Of course, I accept that there was abuse and exploitation by landlords. We introduced the regulations because we were determined to curb that abuse and exploitation.

The hon. Gentleman suggests that the regulations will cause large numbers of young people to move about the country. He has only to study the number of young people who have claimed board and lodging in recent years, the huge 50 per cent. or more increase in their numbers, and the reports that have come from many parts of the country about the influx of young people to know that the previous regulations were creating that rootlessness.

Order. It might be fair to hon. Members to say that, as we have an important debate in which no fewer than 30 right hon. and hon. Members wish to take part, as well as a ten-minute Bill, I cannot allow questions on the statement to run after 4.30 pm. I hope that all hon. Members will ask brief questions; then they will all get in.

My hon. Friend made an interesting comment about hostel accommodation. In my constituency there is the New Bible college with 60 residents. The owners of that college have applied for registration as a hostel. If the cut-off date —8 July—comes before authorisation for registration is granted, will my hon. Friend ensure that the cut-off does not take place, thus throwing those 60 young people on to the streets?

May I look into the case that my hon. Friend has mentioned? We have two or three hostel applications currently under consideration. The best thing would be for me to have a decision made quickly.

As the whole House agrees that many landlords are ripping off the welfare state through the regulations, when will the Minister make a statement to the House that deals directly with that matter, rather than aiming at those landlords through claimants?
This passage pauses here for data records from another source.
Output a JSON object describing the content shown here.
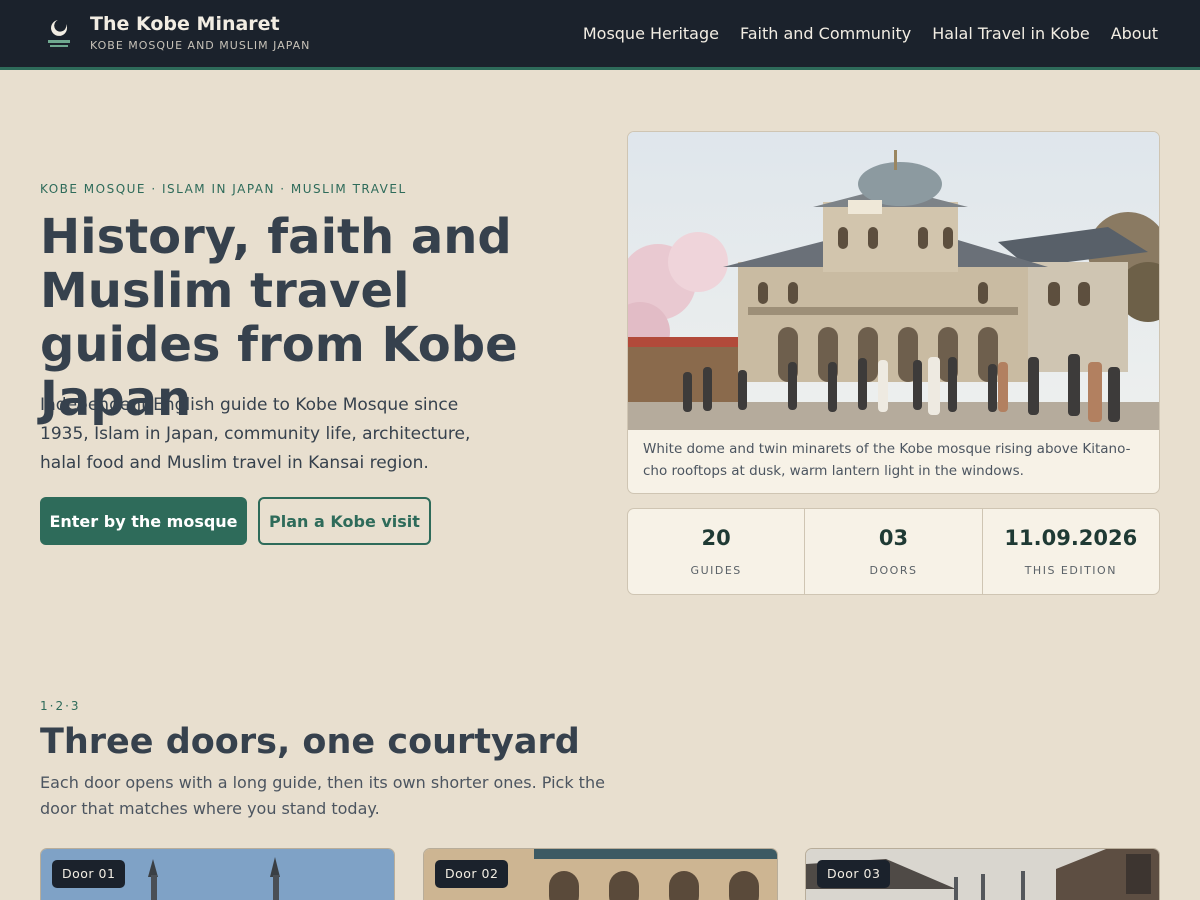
{
  "header": {
    "site_title": "The Kobe Minaret",
    "site_subtitle": "KOBE MOSQUE AND MUSLIM JAPAN",
    "logo_icon": "crescent-minaret-icon",
    "nav": [
      {
        "label": "Mosque Heritage"
      },
      {
        "label": "Faith and Community"
      },
      {
        "label": "Halal Travel in Kobe"
      },
      {
        "label": "About"
      }
    ]
  },
  "hero": {
    "eyebrow": "KOBE MOSQUE · ISLAM IN JAPAN · MUSLIM TRAVEL",
    "title": "History, faith and Muslim travel guides from Kobe Japan",
    "lead": "Independent English guide to Kobe Mosque since 1935, Islam in Japan, community life, architecture, halal food and Muslim travel in Kansai region.",
    "primary_button": "Enter by the mosque",
    "secondary_button": "Plan a Kobe visit",
    "image_caption": "White dome and twin minarets of the Kobe mosque rising above Kitano-cho rooftops at dusk, warm lantern light in the windows."
  },
  "stats": [
    {
      "value": "20",
      "label": "GUIDES"
    },
    {
      "value": "03",
      "label": "DOORS"
    },
    {
      "value": "11.09.2026",
      "label": "THIS EDITION"
    }
  ],
  "doors_section": {
    "eyebrow": "1·2·3",
    "title": "Three doors, one courtyard",
    "lead": "Each door opens with a long guide, then its own shorter ones. Pick the door that matches where you stand today.",
    "doors": [
      {
        "badge": "Door 01"
      },
      {
        "badge": "Door 02"
      },
      {
        "badge": "Door 03"
      }
    ]
  },
  "colors": {
    "page_bg": "#e8dfcf",
    "header_bg": "#1b222c",
    "accent": "#2e6b5a",
    "text": "#36414d"
  }
}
I hope that the hon. Gentleman will be fair-minded enough to accept that the restraints that we have imposed in the regulations through the time limits, and, in respect of landlords, through the financial limits, have been directed at curbing abuse and exploitation by landlords. I should not want to leave the impression that the abuse is caused solely by young people. It is important that we prevent young people from being exploited by others.

I welcome the relaxation announced by my hon. Friend. Is he satisfied that sufficient steps have been taken to ensure that claimants understand the wide categories of exemptions? There is evidence that that is one of the causes of some of the hardship. Secondly, will he take on board the fact that probation officers have been expressing anxiety because of the lack of accommodation likely to be available to young people coming out of institutions?

My hon. Friend will be aware that probation hostels would normally be exempt under the hostel provisions, and that anyone in board and lodging under a programme arranged by a probation officer would likely to be exempt.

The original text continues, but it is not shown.